Мы — я, Патти Смит, Джеймс Грауэрхольц и Берроуз — вышли во двор, обнесённый высоким забором. Там было очень красиво: трава, цветы, густая листва — и могилы кошек.

Берроуз хоронил своих любимцев под окошком спальни.

В саду всё было готово для художественно-стрелкового сеанса: перед маленьким гаражом стоял стенд с укреплённым на нём картоном; три жестяных банки с краской покоились на треножнике перед стендом.

— Умеешь стрелять? — обратился ко мне Берроуз.

Я сказал, что посещал секцию стрельбы, когда учился в школе, но меня выперли оттуда за неуспехи. Берроуз рассеянно слушал, рассматривая затвор винтовки.

— Ладно, я стрельну первым, а ты посмотришь, — сказал автор «Последних слов Голландца Шульца».

Он тщательно приложился к прикладу и прицелился в одну из банок.

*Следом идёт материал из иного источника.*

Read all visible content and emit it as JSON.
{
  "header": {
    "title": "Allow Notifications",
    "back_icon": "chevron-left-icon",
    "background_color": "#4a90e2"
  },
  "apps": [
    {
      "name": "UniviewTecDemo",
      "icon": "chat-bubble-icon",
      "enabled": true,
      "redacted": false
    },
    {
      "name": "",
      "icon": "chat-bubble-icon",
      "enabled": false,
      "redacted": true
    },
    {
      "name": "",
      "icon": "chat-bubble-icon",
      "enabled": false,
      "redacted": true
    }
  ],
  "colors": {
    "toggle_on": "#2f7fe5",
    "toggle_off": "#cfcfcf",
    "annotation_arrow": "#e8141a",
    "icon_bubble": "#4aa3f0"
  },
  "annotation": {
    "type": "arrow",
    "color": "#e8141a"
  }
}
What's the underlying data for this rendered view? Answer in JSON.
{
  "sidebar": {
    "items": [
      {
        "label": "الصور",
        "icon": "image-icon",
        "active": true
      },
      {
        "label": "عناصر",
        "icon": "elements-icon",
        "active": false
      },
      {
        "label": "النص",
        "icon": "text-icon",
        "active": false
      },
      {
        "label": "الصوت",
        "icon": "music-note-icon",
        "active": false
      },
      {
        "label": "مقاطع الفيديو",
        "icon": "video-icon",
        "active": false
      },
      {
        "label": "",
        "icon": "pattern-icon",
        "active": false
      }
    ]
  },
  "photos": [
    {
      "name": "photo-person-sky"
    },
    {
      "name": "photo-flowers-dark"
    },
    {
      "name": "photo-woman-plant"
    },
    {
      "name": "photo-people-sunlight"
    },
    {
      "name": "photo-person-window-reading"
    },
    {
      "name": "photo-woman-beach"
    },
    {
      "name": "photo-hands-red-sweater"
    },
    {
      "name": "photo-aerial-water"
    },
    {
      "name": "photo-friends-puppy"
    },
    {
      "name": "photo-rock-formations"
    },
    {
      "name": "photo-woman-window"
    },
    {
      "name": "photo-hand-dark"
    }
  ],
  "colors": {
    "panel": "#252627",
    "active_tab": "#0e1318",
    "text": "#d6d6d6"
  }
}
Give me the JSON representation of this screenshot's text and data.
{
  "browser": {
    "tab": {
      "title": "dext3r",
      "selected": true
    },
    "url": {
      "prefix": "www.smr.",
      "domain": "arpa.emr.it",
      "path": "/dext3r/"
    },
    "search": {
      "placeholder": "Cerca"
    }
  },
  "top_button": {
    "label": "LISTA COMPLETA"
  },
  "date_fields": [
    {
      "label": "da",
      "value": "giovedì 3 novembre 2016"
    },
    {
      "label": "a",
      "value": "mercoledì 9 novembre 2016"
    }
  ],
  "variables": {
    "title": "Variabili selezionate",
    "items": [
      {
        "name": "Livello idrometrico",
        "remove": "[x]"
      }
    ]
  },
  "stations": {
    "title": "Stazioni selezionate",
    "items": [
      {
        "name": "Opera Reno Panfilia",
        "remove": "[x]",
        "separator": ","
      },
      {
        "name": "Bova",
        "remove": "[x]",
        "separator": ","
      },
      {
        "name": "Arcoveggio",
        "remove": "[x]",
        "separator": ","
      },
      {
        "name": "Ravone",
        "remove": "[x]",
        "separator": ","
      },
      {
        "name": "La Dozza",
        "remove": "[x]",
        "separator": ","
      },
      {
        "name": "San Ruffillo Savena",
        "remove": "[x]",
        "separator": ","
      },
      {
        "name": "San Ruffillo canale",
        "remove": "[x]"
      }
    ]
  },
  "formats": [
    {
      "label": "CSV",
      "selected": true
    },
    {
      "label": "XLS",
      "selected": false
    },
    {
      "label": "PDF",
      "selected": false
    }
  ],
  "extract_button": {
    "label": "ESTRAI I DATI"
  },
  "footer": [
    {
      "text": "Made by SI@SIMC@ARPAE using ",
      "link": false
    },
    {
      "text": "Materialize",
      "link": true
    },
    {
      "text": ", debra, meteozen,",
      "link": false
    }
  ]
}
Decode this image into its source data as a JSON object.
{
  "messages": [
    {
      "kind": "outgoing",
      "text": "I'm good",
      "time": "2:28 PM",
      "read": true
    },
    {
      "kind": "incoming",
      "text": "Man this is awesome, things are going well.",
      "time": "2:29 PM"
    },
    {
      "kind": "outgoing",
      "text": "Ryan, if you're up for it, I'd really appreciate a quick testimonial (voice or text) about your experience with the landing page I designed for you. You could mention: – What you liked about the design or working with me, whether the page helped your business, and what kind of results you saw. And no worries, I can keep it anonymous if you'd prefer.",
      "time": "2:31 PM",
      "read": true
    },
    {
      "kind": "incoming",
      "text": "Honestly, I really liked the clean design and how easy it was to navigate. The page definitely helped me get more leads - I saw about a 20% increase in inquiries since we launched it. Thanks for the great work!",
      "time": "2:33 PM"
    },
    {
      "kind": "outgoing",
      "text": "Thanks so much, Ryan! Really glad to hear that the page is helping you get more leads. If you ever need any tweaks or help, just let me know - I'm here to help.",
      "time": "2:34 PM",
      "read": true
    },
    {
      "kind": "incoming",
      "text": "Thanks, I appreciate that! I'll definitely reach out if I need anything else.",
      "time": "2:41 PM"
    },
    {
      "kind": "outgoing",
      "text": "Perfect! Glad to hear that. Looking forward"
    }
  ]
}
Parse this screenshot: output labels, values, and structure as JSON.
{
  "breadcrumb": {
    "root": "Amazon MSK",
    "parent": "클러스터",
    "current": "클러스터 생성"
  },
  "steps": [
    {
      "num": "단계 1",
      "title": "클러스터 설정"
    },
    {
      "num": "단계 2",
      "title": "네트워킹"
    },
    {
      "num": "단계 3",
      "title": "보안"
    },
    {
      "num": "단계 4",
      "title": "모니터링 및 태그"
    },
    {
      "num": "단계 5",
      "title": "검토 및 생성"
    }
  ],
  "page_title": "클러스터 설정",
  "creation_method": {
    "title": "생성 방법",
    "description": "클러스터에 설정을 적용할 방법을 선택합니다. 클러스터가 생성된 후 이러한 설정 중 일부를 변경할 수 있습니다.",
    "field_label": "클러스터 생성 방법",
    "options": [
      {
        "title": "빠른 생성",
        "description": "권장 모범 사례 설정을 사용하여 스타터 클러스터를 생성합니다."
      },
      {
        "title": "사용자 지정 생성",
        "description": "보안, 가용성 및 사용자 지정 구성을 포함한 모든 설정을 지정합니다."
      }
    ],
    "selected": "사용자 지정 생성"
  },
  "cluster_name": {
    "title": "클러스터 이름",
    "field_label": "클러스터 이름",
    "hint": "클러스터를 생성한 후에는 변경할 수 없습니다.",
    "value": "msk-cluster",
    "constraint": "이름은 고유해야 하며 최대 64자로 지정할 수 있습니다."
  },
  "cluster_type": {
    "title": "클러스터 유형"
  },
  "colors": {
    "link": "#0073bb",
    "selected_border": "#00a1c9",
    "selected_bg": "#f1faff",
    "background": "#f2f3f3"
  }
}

Она находилась от него примерно в семи метрах. Мы с Патти и Грауэрхольцем стояли сзади. Я глядел на мушку винтовки, которая чуть-чуть дрожала. Раздался выстрел. Банка взвилась в воздух и после судорожного зигзага упала к ногам Берроуза в травку. А он вдруг закружился волчком и разорался:

— Fuck! Бля! Сука! Мать вашу! Cunt! Asshole!

Сперва я не понял, в чём дело, но потом увидел: он был весь заляпан краской.

Ну и чертовщина!

Стрелок попал в банку, она взорвалась и забрызгала стрелка с ног до головы красным акрилом.

Вот тебе и gunshot painting.

Больше всего досталось физиономии автора «Билета, который лопнул».

Пострадали его нос и подбородок.

Один глаз был полностью залеплен краской.

Шляпа свалилась с башки, обнажив бледный череп с хилыми остатками волосяного покрова.

Грауэрхольц кинулся к своему боссу.

— Уильям! Уильям! — кричал он.

Он содрал с себя красивую ковбойскую рубаху и вытирал ею лицо шефа.

Но Берроуз не унимался: орал и приплясывал, как бесноватый.

Кажется, он порядком испугался.

10

Потом мы с Патти сидели в холле и пили пиво.

А Берроуз с Грауэрхольцем надолго спрятались в ванной.

Патти сказала:

— Это всё потому, что он уже не занимается сексом.

— Что именно? — спросил я.

— Всё, — сказала Патти. — Все его беды.

Она пошла на кухню и приготовила два тоста с пармезаном.

Мы ели в полной тишине, а потом она сказала:

— Может, займёмся любовью? Я дико смутился. И струсил.

Дело в том, что у меня в эти дни выскочил на спине громадный фурункул.

Я пытался его выдавить, но от моих усилий он только распух и налился кровавым гноем.

Я всё время ощущал этот ужасный бугор на левой лопатке: весьма неприятное чувство.

В голове мелькнуло: «Если я займусь любовью с Патти, она наверняка обнаружит этот фурункул!»

И меня обуял ужас. Да и вообще: я робел в присутствии этой Патти, похожей на индейского вождя, переодетого в нью-йоркские интеллектуальные шмотки.

Я не чувствовал к ней никакого эротического позыва.

Но нельзя же было отказаться от предложения самой Патти Смит — крёстной мамы панк-рока. Она сидела напротив меня и властно, вызывающе улыбалась.

Вот я и согласился.

11

Мы пошли в мою комнатушку.

Патти Смит села на мою не заправленную кровать и огляделась.

— It is so sweet, — сказала она и сладко улыбнулась.

Я поискал глазами, куда бы мне приземлиться, но не увидел.

Жестом она пригласила меня сесть с ней рядом.

— Ты любишь Берроуза? — спросила Патти.

— Да, — сказал я.

— Очень?

— Очень.

— Но ведь ты любишь женщин?

— It’s no trouble, — сказал я. — Можно любить и Берроуза, и женщин.

— Точно, — сказала Патти. — А ты, я вижу, не промах. Хотя выглядишь как тихоня.

И тут я почувствовал её запах. Она пахла костром, разведённым в лесной чаще.

«Неужели это парфюмерия?» — мелькнуло у меня в мыслях.

«Или она ведьма?»

В этот момент она положила руку на мою руку.

У неё была крупная, увесистая ладонь, полностью поглотившая мою съёжившуюся похолодевшую ручку.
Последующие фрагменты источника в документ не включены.